Kotlin vs Java for Mobile and Web Development

When starting a new project, choosing a programming language is one of the most critical things to consider. Your choice plays a vital role in your application’s efficiency, scalability, maintenance, and overall performance.

Two languages that stand out in web and mobile development are Kotlin and Java. They’re widely used, versatile, robust, object-oriented languages that can serve as a solid foundation for your development needs.

This article highlights the similarities and differences between Kotlin and Java, their benefits and limitations, and some use cases to help you decide which language to choose for your projects.

What Is Java?

Java is a high-level, object-oriented programming language (OOP). In other words, everything in Java is organized by classes and objects. It’s also platform-independent, meaning you can write your code once and run it on any platform with a Java Virtual Machine (JVM).

Its ability to handle large-scale workloads has made Java a reliable choice for web and application development. Many organizations, including Google, Uber, and Airbnb, use Java in their tech stacks.

Java boasts a prominent and engaging developer community that provides open-source projects and learning resources. By working with Java, you can access a broad selection of libraries, frameworks, and other tools the community maintains.

What Is Kotlin?

Kotlin is an open-source, modern, statically typed programming language initially designed to be compatible with a JVM. However, Kotlin has expanded its capabilities to support other environments, such as web browsers. It also embraces both functional and OOP concepts.

Kotlin addresses Java’s limitations, making it a more concise, expressive, and safe language. Kotlin is also interoperable with Java so you can use it with existing Java code and libraries.

In 2017, Google announced Kotlin as the official language for Android development, leading to the widespread adoption of Kotlin among Android developers.

A critical feature Kotlin provides is Kotlin/JS, which allows you to compile Kotlin code into JavaScript. This feature enables you to combine the unique features of Kotlin with popular JavaScript libraries for web development.

Kotlin and Java Compared

Now that you have a high-level overview of the two languages, this section looks at how Kotlin and Java differ from each other and their similarities.

Syntax and Language

Java is verbose. Since it doesn’t support type inference, you must indicate the data and return types of variables and methods. Additionally, Java code often resides in classes, leading to more boilerplate code.

The snippet below shows the lines of code needed to create a simple “Hello, world” program in Java:

public class HelloWorld {
  public static void main(String[] args) {
    System.out.println("Hello world");

Kotlin, on the other hand, is more concise. It eliminates much of the boilerplate present in Java by introducing features such as type inference, smart casts, data classes, and null safety.

The following snippet is the equivalent of the “Hello, world” program in Kotlin and demonstrates its concision compared to Java:

fun main() {
  println("Hello world")

In Kotlin, variables are non-nullable by default unless you explicitly mark them as nullable using the ? operator. By contrast, if you can assign null to any variable in Java, it makes it prone to null pointer exceptions.
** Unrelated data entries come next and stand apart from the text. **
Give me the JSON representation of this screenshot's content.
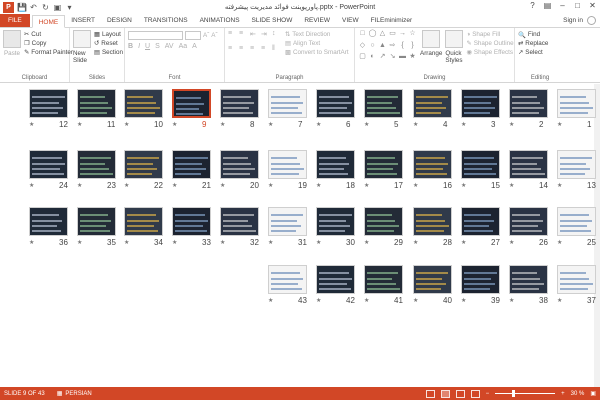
{
  "app": {
    "title": "پاورپوینت فوائد مدیریت پیشرفته.pptx - PowerPoint",
    "logo": "P",
    "sign_in": "Sign in"
  },
  "tabs": [
    "FILE",
    "HOME",
    "INSERT",
    "DESIGN",
    "TRANSITIONS",
    "ANIMATIONS",
    "SLIDE SHOW",
    "REVIEW",
    "VIEW",
    "FILEminimizer"
  ],
  "active_tab": "HOME",
  "ribbon": {
    "clipboard": {
      "paste": "Paste",
      "cut": "Cut",
      "copy": "Copy",
      "format_painter": "Format Painter",
      "label": "Clipboard"
    },
    "slides": {
      "new_slide": "New Slide",
      "layout": "Layout",
      "reset": "Reset",
      "section": "Section",
      "label": "Slides"
    },
    "font": {
      "label": "Font"
    },
    "paragraph": {
      "text_direction": "Text Direction",
      "align_text": "Align Text",
      "convert_smartart": "Convert to SmartArt",
      "label": "Paragraph"
    },
    "drawing": {
      "arrange": "Arrange",
      "quick_styles": "Quick Styles",
      "shape_fill": "Shape Fill",
      "shape_outline": "Shape Outline",
      "shape_effects": "Shape Effects",
      "label": "Drawing"
    },
    "editing": {
      "find": "Find",
      "replace": "Replace",
      "select": "Select",
      "label": "Editing"
    }
  },
  "slides": {
    "selected": 9,
    "rows": [
      [
        "12",
        "11",
        "10",
        "9",
        "8",
        "7",
        "6",
        "5",
        "4",
        "3",
        "2",
        "1"
      ],
      [
        "24",
        "23",
        "22",
        "21",
        "20",
        "19",
        "18",
        "17",
        "16",
        "15",
        "14",
        "13"
      ],
      [
        "36",
        "35",
        "34",
        "33",
        "32",
        "31",
        "30",
        "29",
        "28",
        "27",
        "26",
        "25"
      ],
      [
        "43",
        "42",
        "41",
        "40",
        "39",
        "38",
        "37"
      ]
    ]
  },
  "status": {
    "slide_info": "SLIDE 9 OF 43",
    "language": "PERSIAN",
    "zoom": "30 %",
    "zoom_fraction": 0.3
  },
  "colors": {
    "accent": "#d24726"
  }
}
Kotlin and Java handle concurrency differently. While Java provides Thread and Executor for concurrent tasks, Kotlin uses coroutines and suspending functions, allowing you to perform asynchronous tasks sequentially.

It’s also worth noting that, unlike Java, semicolons are optional in Kotlin. Kotlin also provides other distinctive features, such as sealed classes, singletons, inline functions, and functional programming.

Performance and Efficiency

Kotlin generally compiles into the same JVM bytecode as Java, so the difference in performance between both languages in production applications is usually negligible. However, Kotlin slightly outperforms Java in some areas due to its more concise syntax and modern features, such as inline functions.

Interoperability and Compatibility

As Java has a mature ecosystem of libraries and frameworks, it supports different databases, including Oracle, MySQL, and PostgreSQL. It also provides several frameworks for web development, like Spring, Jakarta Server Pages, formerly JavaServer Pages (JSP), and Jakarta Faces, formerly Jakarta Server Faces and JavaServer Faces (JSF).

Kotlin, on the other hand, is entirely interoperable with Java allowing you to call Java code from Kotlin and vice-versa. Consequently, you can integrate the abundant collection of Java libraries in your Kotlin projects.

Similarly, with Kotlin/JS, you can leverage various JavaScript frameworks and libraries, such as React.js and Vue.js for web development.